Wednesday 2 November 2016

CD Reviews (The Straits Times, November 2016)



STORIES FROM AN ISLAND CITY
The Teng Ensemble
Cross Ratio Entertainment A21 / ****1/2

Here is a very enjoyable exercise in nostalgia as The Teng Ensemble, Singapore's hip Chinese chamber crossover ensemble, applies a new twist to the melodies we sang during our younger days. Forget those National Day Parade mash-ups; what we have instead are slicked up versions of old friends in spiffy outfits by Chow Jun Yi (composer) and Huang Peh Linde (arranger). 

The first track, Childhood, packs in four songs – Ikan Kekek, Burung Kakak Tua, Ni Wa Wa (Mud Doll) and San Lun Che (Tricycle) – while City By Moonlight is an improvisation on Tian Mi Mi, the supposedly subversive Chinese hit which originated from the Indonesian song Dayung Sampan.

The eight-member Teng Ensemble cleverly merges the sounds of electronic and acoustic instruments in a seamless manner, with melodic lines led by Samuel Wong's pipa, Yang Ji Wei's sheng, Gerald Teo's cello and Phua Ee Kia's falsetto vocals. 

Listen for some very astute juxtapositions, such as in Gratitude, with familiar songs involving mothers and fathers, or Journey which merges Geylang Sipaku Geylang with Rasa Sayang where Syafiqah Sallehin's accordion makes a cameo. This listener’s favourite tracks are Fusion (Chan Mali Chan) and Storm War (Munneru Valiba), which make this disc worth listening over and over again.     



STRAVINSKY Piano Ballets
Petrushka & The Rite Of Spring
KATYA APEKISHEVA
& CHARLES OWEN, Piano 4 Hands
Quartz 2117 / ****1/2

It was an established fact that Russian composer Igor Stravinsky (1882-1971) composed at the piano. His frenetic and rhythmically complex orchestral scores were all conceived with ten or twenty fingers on a keyboard. 

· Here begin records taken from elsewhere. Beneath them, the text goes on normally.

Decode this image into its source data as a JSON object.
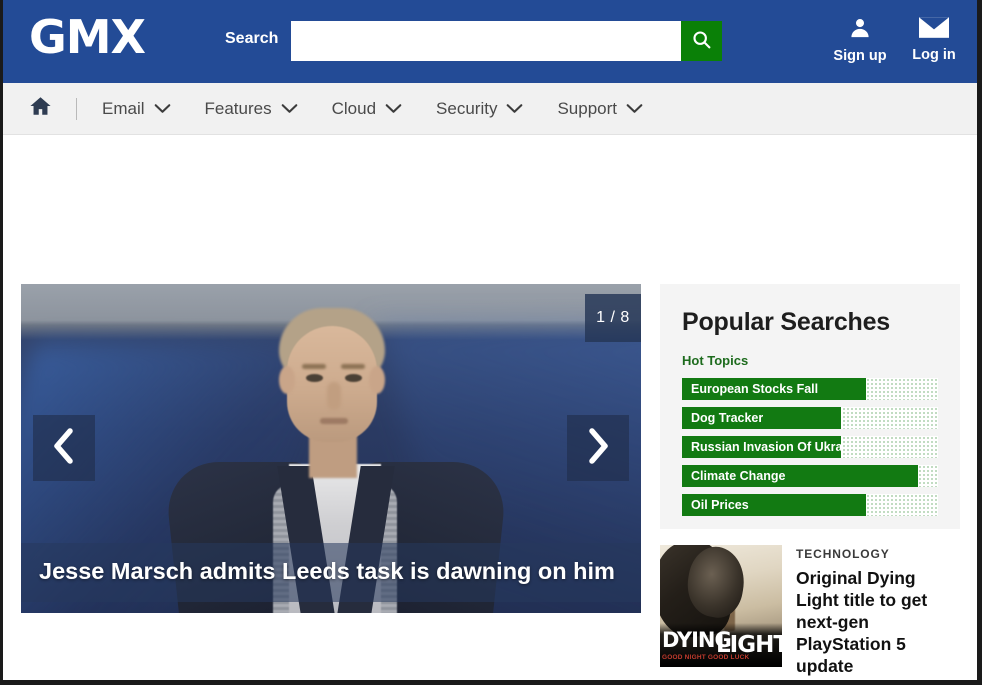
{
  "header": {
    "logo": "GMX",
    "search_label": "Search",
    "search_value": "",
    "search_placeholder": "",
    "search_button_icon": "search-icon",
    "signup_label": "Sign up",
    "signup_icon": "user-icon",
    "login_label": "Log in",
    "login_icon": "envelope-icon",
    "background_color": "#234b96",
    "search_button_color": "#0a8007"
  },
  "nav": {
    "home_icon": "home-icon",
    "items": [
      {
        "label": "Email",
        "icon": "chevron-down-icon"
      },
      {
        "label": "Features",
        "icon": "chevron-down-icon"
      },
      {
        "label": "Cloud",
        "icon": "chevron-down-icon"
      },
      {
        "label": "Security",
        "icon": "chevron-down-icon"
      },
      {
        "label": "Support",
        "icon": "chevron-down-icon"
      }
    ]
  },
  "hero": {
    "counter": "1 / 8",
    "prev_icon": "chevron-left-icon",
    "next_icon": "chevron-right-icon",
    "caption": "Jesse Marsch admits Leeds task is dawning on him"
  },
  "sidebar": {
    "popular": {
      "title": "Popular Searches",
      "subtitle": "Hot Topics",
      "accent_color": "#127a12",
      "topics": [
        {
          "label": "European Stocks Fall",
          "percent": 72
        },
        {
          "label": "Dog Tracker",
          "percent": 62
        },
        {
          "label": "Russian Invasion Of Ukra...",
          "percent": 62
        },
        {
          "label": "Climate Change",
          "percent": 92
        },
        {
          "label": "Oil Prices",
          "percent": 72
        }
      ]
    },
    "article": {
      "category": "TECHNOLOGY",
      "headline": "Original Dying Light title to get next-gen PlayStation 5 update",
      "thumb_title_1": "DYING",
      "thumb_title_2": "LIGHT",
      "thumb_tagline": "GOOD NIGHT GOOD LUCK"
    }
  }
}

While instrumental colour may be wanting, harmonic lushness and rhythmic vibrancy could still be reproduced in such piano transcriptions. Petrushka (1911) was his second ballet, making advances from the late-Romantic opulence of The Firebird, such as the introduction of his “Petrushka chord”, a classic example of polytonality. The exuberance of the Russian Dance and Shrovetide Fair sections are headily recreated with the percussive sonorities from the piano.  

His next masterpiece, The Rite Of Spring (1913), took piano textures and by extension symphonic writing to a new dimension. The ballet music heard on piano still provides an equally vivid experience, especially with the rapid-fire interplay of four hands in a very narrow space. 

The Russian Apekisheva and the Briton Owen, co-founders of the London Piano Festival, make excellent partners, complimenting each other's sensitivity with outright virtuosity, and vice versa. There are recent excellent recordings on 4 hands of The Rite Of Spring, notably by Martha Argerich and Daniel Barenboim (on Deutsche Grammophon), but the London-based duo more than holds its own.